As I went to bed, I resolved to switch off my wireless router, yet I panicked and decided to keep it on. I started my phone's browser and checked my flight information for the next day.

I had my Kindle on my nightstand, I checked that it had finished downloading the books that would be tomorrow's reading material. I slept easily, knowing I could double check anything early in the morning.

Woke up early in the morning, had my breakfast while I checked the flight on my laptop. I had the T.V on for background noise. The television set told me that there was something downloaded and ready for me to watch. I played the news instead and left the sitcom episode to look forward to.

Checking the flight for a pilot is different than for a traveller. I checked my departure airport, my destination airport and some airports near the destination which could serve as our alternate landing aerodrome. Knowing which bit of equipment is going to fail you today is essential. Is it a docking gate with a faulty guidance system or a strike by the air traffic controllers in Greece that's going to harass you? Is there going to be fog at my destination or is the usual plan-b frozen in? You can't rely on anyone to double check those things, it's your neck on the line.

While I was reading up on my destination, my phone rang, signalling a message. It was from the pilots' online group, a fellow pilot told us what the laptop was already telling me. There were delays in our departure airport; the plane was landing two hours behind schedule due to visibility issues in their destination, which just happens to be our departure airport. They had our aircraft with them in their alternate.

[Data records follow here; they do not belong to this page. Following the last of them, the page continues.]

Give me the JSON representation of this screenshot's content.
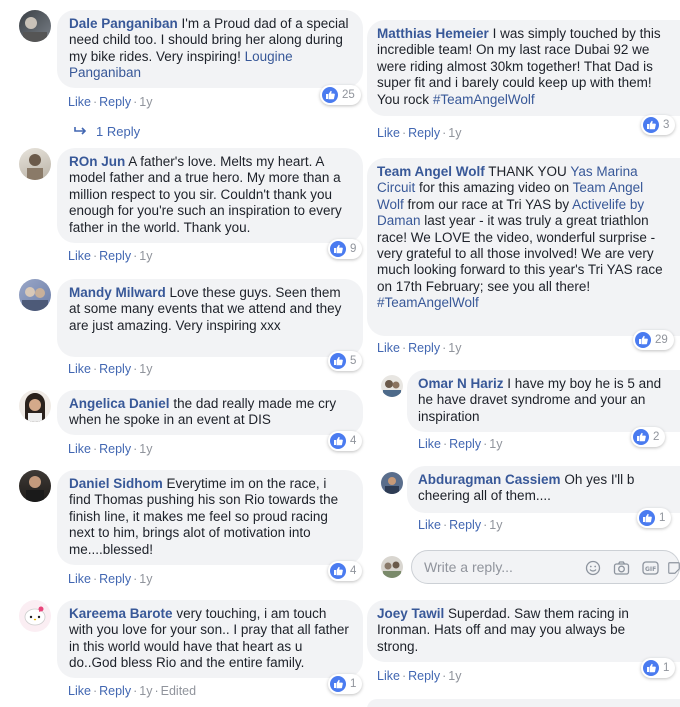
{
  "left": {
    "c1": {
      "author": "Dale Panganiban",
      "text": "I'm a Proud dad of a special need child too. I should bring her along during my bike rides. Very inspiring!",
      "mention": "Lougine Panganiban",
      "like": "Like",
      "reply": "Reply",
      "time": "1y",
      "reactions": "25",
      "replies_link": "1 Reply"
    },
    "c2": {
      "author": "ROn Jun",
      "text": "A father's love. Melts my heart. A model father and a true hero. My more than a million respect to you sir. Couldn't thank you enough for you're such an inspiration to every father in the world. Thank you.",
      "like": "Like",
      "reply": "Reply",
      "time": "1y",
      "reactions": "9"
    },
    "c3": {
      "author": "Mandy Milward",
      "text": "Love these guys. Seen them at some many events that we attend and they are just amazing. Very inspiring xxx",
      "like": "Like",
      "reply": "Reply",
      "time": "1y",
      "reactions": "5"
    },
    "c4": {
      "author": "Angelica Daniel",
      "text": "the dad really made me cry when he spoke in an event at DIS",
      "like": "Like",
      "reply": "Reply",
      "time": "1y",
      "reactions": "4"
    },
    "c5": {
      "author": "Daniel Sidhom",
      "text": "Everytime im on the race, i find Thomas pushing his son Rio towards the finish line, it makes me feel so proud racing next to him, brings alot of motivation into me....blessed!",
      "like": "Like",
      "reply": "Reply",
      "time": "1y",
      "reactions": "4"
    },
    "c6": {
      "author": "Kareema Barote",
      "text": "very touching, i am touch with you love for your son.. I pray that all father in this world would have that heart as u do..God bless Rio and the entire family.",
      "like": "Like",
      "reply": "Reply",
      "time": "1y",
      "edited": "Edited",
      "reactions": "1"
    }
  },
  "right": {
    "c1": {
      "author": "Matthias Hemeier",
      "text": "I was simply touched by this incredible team! On my last race Dubai 92 we were riding almost 30km together! That Dad is super fit and i barely could keep up with them! You rock",
      "hashtag": "#TeamAngelWolf",
      "like": "Like",
      "reply": "Reply",
      "time": "1y",
      "reactions": "3"
    },
    "c2": {
      "author": "Team Angel Wolf",
      "t1": "THANK YOU",
      "m1": "Yas Marina Circuit",
      "t2": "for this amazing video on",
      "m2": "Team Angel Wolf",
      "t3": "from our race at Tri YAS by",
      "m3": "Activelife by Daman",
      "t4": "last year - it was truly a great triathlon race! We LOVE the video, wonderful surprise - very grateful to all those involved! We are very much looking forward to this year's Tri YAS race on 17th February; see you all there!",
      "hashtag": "#TeamAngelWolf",
      "like": "Like",
      "reply": "Reply",
      "time": "1y",
      "reactions": "29"
    },
    "c3": {
      "author": "Omar N Hariz",
      "text": "I have my boy he is 5 and he have dravet syndrome and your an inspiration",
      "like": "Like",
      "reply": "Reply",
      "time": "1y",
      "reactions": "2"
    },
    "c4": {
      "author": "Abduragman Cassiem",
      "text": "Oh yes I'll b cheering all of them....",
      "like": "Like",
      "reply": "Reply",
      "time": "1y",
      "reactions": "1"
    },
    "reply_box": {
      "placeholder": "Write a reply..."
    },
    "c5": {
      "author": "Joey Tawil",
      "text": "Superdad. Saw them racing in Ironman. Hats off and may you always be strong.",
      "like": "Like",
      "reply": "Reply",
      "time": "1y",
      "reactions": "1"
    }
  },
  "colors": {
    "link": "#385898",
    "action": "#4267b2",
    "bubble": "#f2f3f5",
    "like_badge": "#4a7bf0",
    "meta": "#90949c"
  },
  "icons": [
    "thumbs-up-icon",
    "reply-arrow-icon",
    "emoji-icon",
    "camera-icon",
    "gif-icon",
    "sticker-icon"
  ]
}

I knew this meant a delay in my schedule and therefore garnered a call from rostering staff to keep me up with the plan. Before I was done with my sandwich and coffee; I got that dreaded phone-call. I hate it but its part of the job; a delay of an hour and thirty minutes was in the works.

I started my PlayStation 3 since I had time to kill and put on my favorite soccer game, it needed a wireless update from the software mother-ship. I waited those two minutes before I could score a few goals. For an hour my laptop automatically called its own mothership every minute to keep me abreast of the weather. My phone buzzed and flashed with all sorts of software and application updating. My Kindle called its Amazonian mothership to make sure no new deliveries are on the way.

I checked back to see that poor little wireless router, still hard at work, trying to find a mothership of its own that will relay to me that it deserved a break. I empathized, really, but I can't turn my connection off. What if my wife got home and tried to send me a message online? She won't know I turned it off.

I love you, wireless connection, but I'm not letting you go!